The command above creates an app called realtime based on the specified repo. The app should use the manifests folder and apply (kubectl apply) all the manifests in that folder. The manifests are deployed to the cluster that Argo CD runs in. Note that you can run Argo CD in one cluster and deploy to totally different clusters.

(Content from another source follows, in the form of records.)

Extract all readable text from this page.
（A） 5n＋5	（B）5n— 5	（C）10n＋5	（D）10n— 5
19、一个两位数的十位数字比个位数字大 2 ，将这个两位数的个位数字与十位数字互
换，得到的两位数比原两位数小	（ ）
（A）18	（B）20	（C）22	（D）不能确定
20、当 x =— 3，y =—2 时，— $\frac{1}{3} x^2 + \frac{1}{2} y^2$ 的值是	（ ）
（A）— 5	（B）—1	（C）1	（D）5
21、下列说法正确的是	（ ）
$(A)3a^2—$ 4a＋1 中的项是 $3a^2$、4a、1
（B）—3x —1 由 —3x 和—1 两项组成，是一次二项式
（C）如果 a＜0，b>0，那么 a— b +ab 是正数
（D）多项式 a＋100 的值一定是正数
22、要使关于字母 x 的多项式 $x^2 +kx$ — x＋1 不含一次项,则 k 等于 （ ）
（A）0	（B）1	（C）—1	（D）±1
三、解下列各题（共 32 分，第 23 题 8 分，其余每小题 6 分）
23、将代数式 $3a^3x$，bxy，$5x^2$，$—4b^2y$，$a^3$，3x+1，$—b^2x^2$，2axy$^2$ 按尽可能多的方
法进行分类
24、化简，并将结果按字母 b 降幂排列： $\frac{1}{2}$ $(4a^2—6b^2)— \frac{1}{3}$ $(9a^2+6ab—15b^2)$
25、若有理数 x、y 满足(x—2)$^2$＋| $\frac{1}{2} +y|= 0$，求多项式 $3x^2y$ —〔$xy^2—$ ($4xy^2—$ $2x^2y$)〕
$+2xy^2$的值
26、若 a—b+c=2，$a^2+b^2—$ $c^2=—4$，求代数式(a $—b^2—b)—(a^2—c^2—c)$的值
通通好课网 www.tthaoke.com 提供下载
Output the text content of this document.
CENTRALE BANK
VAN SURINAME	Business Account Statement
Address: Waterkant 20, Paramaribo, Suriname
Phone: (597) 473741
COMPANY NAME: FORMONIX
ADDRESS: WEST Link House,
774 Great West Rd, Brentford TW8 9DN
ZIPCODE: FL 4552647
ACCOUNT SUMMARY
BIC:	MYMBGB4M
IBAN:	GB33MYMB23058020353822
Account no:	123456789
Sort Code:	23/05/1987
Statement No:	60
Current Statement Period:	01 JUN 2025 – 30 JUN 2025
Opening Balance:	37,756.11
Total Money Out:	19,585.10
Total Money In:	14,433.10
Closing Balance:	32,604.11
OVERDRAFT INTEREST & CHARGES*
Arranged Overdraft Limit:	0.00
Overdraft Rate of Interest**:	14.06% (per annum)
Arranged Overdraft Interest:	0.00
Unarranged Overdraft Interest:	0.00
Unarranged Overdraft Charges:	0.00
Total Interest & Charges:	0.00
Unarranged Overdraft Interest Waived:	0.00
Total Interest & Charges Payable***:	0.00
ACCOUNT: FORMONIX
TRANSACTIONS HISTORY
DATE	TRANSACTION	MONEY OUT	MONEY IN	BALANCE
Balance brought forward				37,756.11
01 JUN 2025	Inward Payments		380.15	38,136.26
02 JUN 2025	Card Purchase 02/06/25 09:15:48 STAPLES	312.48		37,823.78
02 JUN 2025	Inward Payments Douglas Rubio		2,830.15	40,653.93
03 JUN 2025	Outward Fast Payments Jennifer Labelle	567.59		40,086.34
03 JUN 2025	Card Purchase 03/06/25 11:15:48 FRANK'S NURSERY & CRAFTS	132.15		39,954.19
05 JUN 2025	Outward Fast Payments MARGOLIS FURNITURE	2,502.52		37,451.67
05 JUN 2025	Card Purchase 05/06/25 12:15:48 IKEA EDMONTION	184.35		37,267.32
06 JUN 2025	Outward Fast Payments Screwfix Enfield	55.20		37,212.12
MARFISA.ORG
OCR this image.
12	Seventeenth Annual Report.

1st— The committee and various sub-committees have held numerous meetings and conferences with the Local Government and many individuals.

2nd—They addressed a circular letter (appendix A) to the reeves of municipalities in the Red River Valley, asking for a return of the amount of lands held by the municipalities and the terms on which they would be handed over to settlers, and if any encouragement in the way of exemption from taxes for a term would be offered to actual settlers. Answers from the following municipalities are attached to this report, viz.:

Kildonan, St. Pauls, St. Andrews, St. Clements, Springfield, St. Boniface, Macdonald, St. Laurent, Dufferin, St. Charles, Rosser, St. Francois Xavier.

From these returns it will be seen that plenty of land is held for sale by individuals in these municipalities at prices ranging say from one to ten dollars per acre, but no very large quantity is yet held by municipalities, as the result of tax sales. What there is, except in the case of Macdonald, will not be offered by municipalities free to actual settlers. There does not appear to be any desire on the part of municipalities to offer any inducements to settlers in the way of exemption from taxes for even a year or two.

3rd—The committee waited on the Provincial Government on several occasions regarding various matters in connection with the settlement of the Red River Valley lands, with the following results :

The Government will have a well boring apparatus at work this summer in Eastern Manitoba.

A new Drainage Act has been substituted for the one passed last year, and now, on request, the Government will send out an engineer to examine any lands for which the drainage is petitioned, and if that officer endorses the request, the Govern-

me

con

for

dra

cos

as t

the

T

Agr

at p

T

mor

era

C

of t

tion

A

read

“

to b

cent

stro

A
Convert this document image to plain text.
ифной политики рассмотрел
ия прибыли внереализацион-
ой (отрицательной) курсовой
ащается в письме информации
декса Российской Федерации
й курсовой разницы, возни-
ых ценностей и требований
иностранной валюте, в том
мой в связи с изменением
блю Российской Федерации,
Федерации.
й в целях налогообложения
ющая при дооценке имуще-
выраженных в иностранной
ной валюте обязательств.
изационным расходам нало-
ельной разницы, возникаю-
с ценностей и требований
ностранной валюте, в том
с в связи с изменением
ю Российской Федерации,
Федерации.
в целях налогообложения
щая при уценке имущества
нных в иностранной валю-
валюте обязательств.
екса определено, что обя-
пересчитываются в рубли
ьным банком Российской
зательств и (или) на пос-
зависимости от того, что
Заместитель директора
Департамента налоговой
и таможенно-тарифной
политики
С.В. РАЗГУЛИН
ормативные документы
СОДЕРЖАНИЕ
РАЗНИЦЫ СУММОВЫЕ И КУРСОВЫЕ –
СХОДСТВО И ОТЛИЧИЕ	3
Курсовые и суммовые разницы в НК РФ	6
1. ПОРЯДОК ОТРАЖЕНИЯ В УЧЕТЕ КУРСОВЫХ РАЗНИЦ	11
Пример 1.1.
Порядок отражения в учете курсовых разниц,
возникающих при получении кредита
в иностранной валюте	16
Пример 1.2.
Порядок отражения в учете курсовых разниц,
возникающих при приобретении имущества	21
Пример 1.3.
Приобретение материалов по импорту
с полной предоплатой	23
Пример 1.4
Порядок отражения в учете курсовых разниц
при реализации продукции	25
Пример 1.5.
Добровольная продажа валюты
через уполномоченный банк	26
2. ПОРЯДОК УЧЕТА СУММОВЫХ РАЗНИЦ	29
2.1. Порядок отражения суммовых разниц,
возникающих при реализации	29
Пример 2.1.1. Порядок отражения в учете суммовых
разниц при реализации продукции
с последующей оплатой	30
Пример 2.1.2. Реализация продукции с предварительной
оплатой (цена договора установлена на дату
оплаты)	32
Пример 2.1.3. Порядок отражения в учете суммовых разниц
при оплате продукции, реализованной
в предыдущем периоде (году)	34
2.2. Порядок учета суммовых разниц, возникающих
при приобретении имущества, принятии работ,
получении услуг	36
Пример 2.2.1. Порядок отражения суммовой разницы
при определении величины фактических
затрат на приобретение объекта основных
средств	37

The above command does not configure the repository to be synced automatically, although that is an option. To sync manually, use the following command:

argocd app sync realtime

The application should now be synced and viewable in the UI:

Application installed and synced

In my case, this results in the following application at https://real.baeke.info:

Not Secure because we use Let’s Encrypt staging for this app

Set up auto-sync

Let’s set up this app to automatically sync with the repo (default = every 3 minutes). This can be done from both the CLI and the UI. Let’s do it from the UI. Click on the app and then click App Details. You will find a Sync Policy in the app details where you can enable auto-sync

Setting up auto-sync from the UI

You can now make changes to the git repo like changing the image tag for gbaeke/fluxapp (yes, I used this image with the Flux posts as well 😊 ) to 1.0.6 and wait for the sync to happen. Or sync manually from the CLI or the UI.

Conclusion

This was a quick tour of Argo CD. There is much more you can do but the above should get you started quickly. I must say I quite like the solution and am eager to see what the collaboration of Flux CD, Argo CD and Amazon comes up with in the future.